BREAKING: The shape of fact-checking at the Times!

FRIDAY, FEBRUARY 2, 2018

Go ahead—try to explain this:
The New York Times is the best known, allegedly brightest newspaper in the U.S., a nation of 330 million people.

The paper has chosen Linda Qiu to serve as as its fact-checker. We thought you might want to see what fact-checking looks like at the Times.

In today's hard-copy editions, the Times features a FACT CHECK report concerning Democratic responses to the State of the Union.

In a bit of a sign of the times, Dems delivered five such responses. Qiu started with Joe Kennedy's official Democratic Party response. This is the statement she fact-checked:
MR. KENNEDY
“Top C.E.O.s making 300 times the average worker is not right.”
"True but misleading," Qiu strangely ruled. In doing so, she ignored the fact that the overall statement is a values judgment, not a factual claim.

In Qiu's actual analysis, she considered Kennedy's factual claim. She began with an accurate, if minor, complaint:
QIU (2/2/18): Mr. Kennedy is likely referring to a 2014 study from the left-leaning Economic Policy Institute. It found that compensation for chief executives at the top 350 American firms was about 300 times more than their employees.

To start, that figure is out of date. The institute’s most recent study on the matter, released in 2017, found a smaller—but still high—ratio of 271 to 1.
We'd be inclined to call that a quibble, but at least that claim isn't wrong. Sadly, though, Qiu continued as shown below. The analysts writhed and howled:
QIU (continuing directly): Also, the employment compensation research site PayScale conducted a 2016 survey across 168 companies with revenues over $1 billion. That research found executive cash compensation was, on average, about 70 times the median salary of their employees, though some broached the 300 to 1 mark.

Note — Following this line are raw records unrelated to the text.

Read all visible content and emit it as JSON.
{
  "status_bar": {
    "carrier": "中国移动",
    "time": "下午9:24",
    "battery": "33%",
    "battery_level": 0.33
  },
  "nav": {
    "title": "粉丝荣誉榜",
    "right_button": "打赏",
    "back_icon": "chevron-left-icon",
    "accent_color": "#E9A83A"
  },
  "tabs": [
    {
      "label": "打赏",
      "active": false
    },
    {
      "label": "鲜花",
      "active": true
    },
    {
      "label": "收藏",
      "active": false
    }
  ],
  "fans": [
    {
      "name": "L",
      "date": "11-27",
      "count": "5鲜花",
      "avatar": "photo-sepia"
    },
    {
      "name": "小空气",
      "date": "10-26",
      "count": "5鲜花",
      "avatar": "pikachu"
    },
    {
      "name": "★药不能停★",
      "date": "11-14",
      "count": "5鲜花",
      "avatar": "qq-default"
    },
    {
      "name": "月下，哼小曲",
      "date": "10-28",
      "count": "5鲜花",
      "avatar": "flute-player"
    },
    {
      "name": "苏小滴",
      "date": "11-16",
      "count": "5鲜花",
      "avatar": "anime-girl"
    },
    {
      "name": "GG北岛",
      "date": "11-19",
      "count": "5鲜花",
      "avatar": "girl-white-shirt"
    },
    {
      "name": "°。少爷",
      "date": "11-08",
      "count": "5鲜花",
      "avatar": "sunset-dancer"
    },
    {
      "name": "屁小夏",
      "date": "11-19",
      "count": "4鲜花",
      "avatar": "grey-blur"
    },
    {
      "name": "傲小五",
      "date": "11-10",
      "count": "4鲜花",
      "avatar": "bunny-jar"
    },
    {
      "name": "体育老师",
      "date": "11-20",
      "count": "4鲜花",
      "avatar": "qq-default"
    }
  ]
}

Looking at wages alone—and not counting other forms of compensation like bonuses or stock options—chief executives made an average salary of $194,000 in 2016, about four times what the average worker made, according to even broader data from the Bureau of Labor Statistics.
Truly, that's amazing. According to Qiu, the CEOs receive substantially less compensation if you only consider their cash compensation, or if you only consider their "wages." (Warning! Technical terms!) This lowers the giant CEO-to-worker ratio which results if you consider the total compensation of the CEOs.

According to Qiu, that CEO-to-worker ratio shrinks if you consider only some of the CEOs' earnings. Presumably, that statements is true. It's also true that the Red Sox won all their games last year if you don't count the games they lost.

How absurd is Qiu's analysis? Consider that PayScale survey of cash compensation, to which Qiu offers a link.

It's true! If you only consider "cash compensation," PayScale found that the CEOs only made 70 times as much as their average employees. But PayScale's text makes it clear that the bulk of CEO compensation doesn't lie in "cash compensation."

PayScale quickly links to this chart,
which shows what the CEOs in question received in total compensation. In almost every case, the CEOs earned three to four times as much, overall, as they did in cash compensation.

As such, nothing in that PayScale survey contradicts or calls into question anything Kennedy said. You could almost say that Qiu was providing some (irrelevant) "alternative facts!"

Seriously, who would "fact-check" Kennedy's statement on the basis chosen by Qiu? According to Qiu, CEO compensation isn't so high if you only count some such compensation!

Qiu has engaged in some very strange reasoning here. But on the basis of this consideration, Kennedy's statement was judged "misleading." This is the way the fact-checking works at your nation's brightest newspaper. Or at least so the Times branding claims.

The Red Sox won every game last year, not counting the games they lost! This is the way the reasoning works at our nation's brainiest newspaper.

When you see a newspaper's fact-checker working this way, what do you expect to find in its front-page bombshell reports? We'll continue with that topic tomorrow. But Qiu's puzzling work helps us ponder the puzzling way our upper-end culture now works.

Did an editor read Qiu's piece? Why did it go into print?

2 comments:

  1. "This is the way the fact-checking works at your nation's brightest newspaper."

    Would you agree with Paul Craig Roberts describing them combined as "The press prostitutes are a lie factory"?

    ReplyDelete
  2. Furthermore, the group "Top CEOs" isn't precisely defined. Even if some CEOs were earning 300 times as much as the average worker, I wouldn't call Kennedy's statement "false".